通过将风暴周与之前的六周比较,研究人员衡量了各类出行变化的强度。总体上,在道路结冰、电力中断且官员敦促居民留在家中的那些日子里,出行大幅下降。但下降幅度因目的地而异。前往门诊医疗服务(如医生和牙医诊所、门诊中心)的访问下降最大,低于正常水平超过三十个标准差。餐馆和酒吧的出行也急剧减少,学校访问尤其是小学则大幅下降。相比之下,前往杂货店和其他食品商店的访问几乎没有下降,而加油站的出行实际上有所上升。家居装修和建材商店、以及可为失去供暖或供水的家庭提供庇护的酒店等住宿类场所也出现了较小幅度的上升。

更细致地看社区间的流动

研究团队接着分析了每个普查区进出的人流量。外出出行统计的是某区居民前往其他地方的频率;入境出行统计的是来自其他区的访问者到达该区的次数。
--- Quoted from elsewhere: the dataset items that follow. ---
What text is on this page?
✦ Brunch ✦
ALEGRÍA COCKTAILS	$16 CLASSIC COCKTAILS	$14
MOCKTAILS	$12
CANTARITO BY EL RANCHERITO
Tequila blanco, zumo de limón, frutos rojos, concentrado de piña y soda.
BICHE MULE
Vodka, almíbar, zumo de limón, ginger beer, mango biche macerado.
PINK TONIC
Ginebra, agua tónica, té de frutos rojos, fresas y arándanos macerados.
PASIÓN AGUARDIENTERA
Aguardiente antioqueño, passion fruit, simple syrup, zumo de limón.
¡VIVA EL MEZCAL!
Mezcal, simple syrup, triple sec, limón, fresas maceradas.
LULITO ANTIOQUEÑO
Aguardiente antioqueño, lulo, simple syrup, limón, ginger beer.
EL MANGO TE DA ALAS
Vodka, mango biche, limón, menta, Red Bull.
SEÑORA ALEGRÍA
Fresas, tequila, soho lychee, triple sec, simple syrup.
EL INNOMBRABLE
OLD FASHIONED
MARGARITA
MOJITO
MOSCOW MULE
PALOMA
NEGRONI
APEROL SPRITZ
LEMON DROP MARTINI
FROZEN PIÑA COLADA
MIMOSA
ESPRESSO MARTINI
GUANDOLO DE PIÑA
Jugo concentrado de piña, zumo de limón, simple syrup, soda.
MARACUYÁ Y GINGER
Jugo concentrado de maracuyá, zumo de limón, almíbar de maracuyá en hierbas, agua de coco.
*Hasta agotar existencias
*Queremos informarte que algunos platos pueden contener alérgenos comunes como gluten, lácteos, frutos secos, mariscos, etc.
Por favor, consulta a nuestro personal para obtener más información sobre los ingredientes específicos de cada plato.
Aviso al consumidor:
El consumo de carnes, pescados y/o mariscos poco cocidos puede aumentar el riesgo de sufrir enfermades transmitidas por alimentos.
即便在正常周,这些流量也非常不均衡:一些普查区发送和接收大量访问,而另一些则很少。作者发现,外出出行与普查区人口数量高度相关,而入境出行则更能由其中包含的商业或服务数量来解释。换言之,人口主要推动向外的出行,而本地基础设施主要吸引向内的出行。在风暴期间,整体出行水平下降,分布向下移动,但这些模式的基本形状仍然相似。

我们的风暴期间出行有多可预测?

为测试这些流动能在多大程度上被预测,研究人员构建了简单的统计模型,尝试用普查区特征来预测入境和出境出行。这些特征包括人口规模与密度、收入、贫困与失业水平、种族构成,以及不同类型商家的数量。模型对预测居民从每个普查区向外出行的次数表现相对较好,无论是在正常周还是风暴期间;在危机期间,准确度变化不到一个百分点。预测入境出行要困难得多。即便在正常周,模型对变异的解释也较少,而在风暴期间其表现进一步下降。风暴似乎打乱了哪些目的地会吸引访客,使得特定区域的流入不再那么依赖平常的社会和经济模式。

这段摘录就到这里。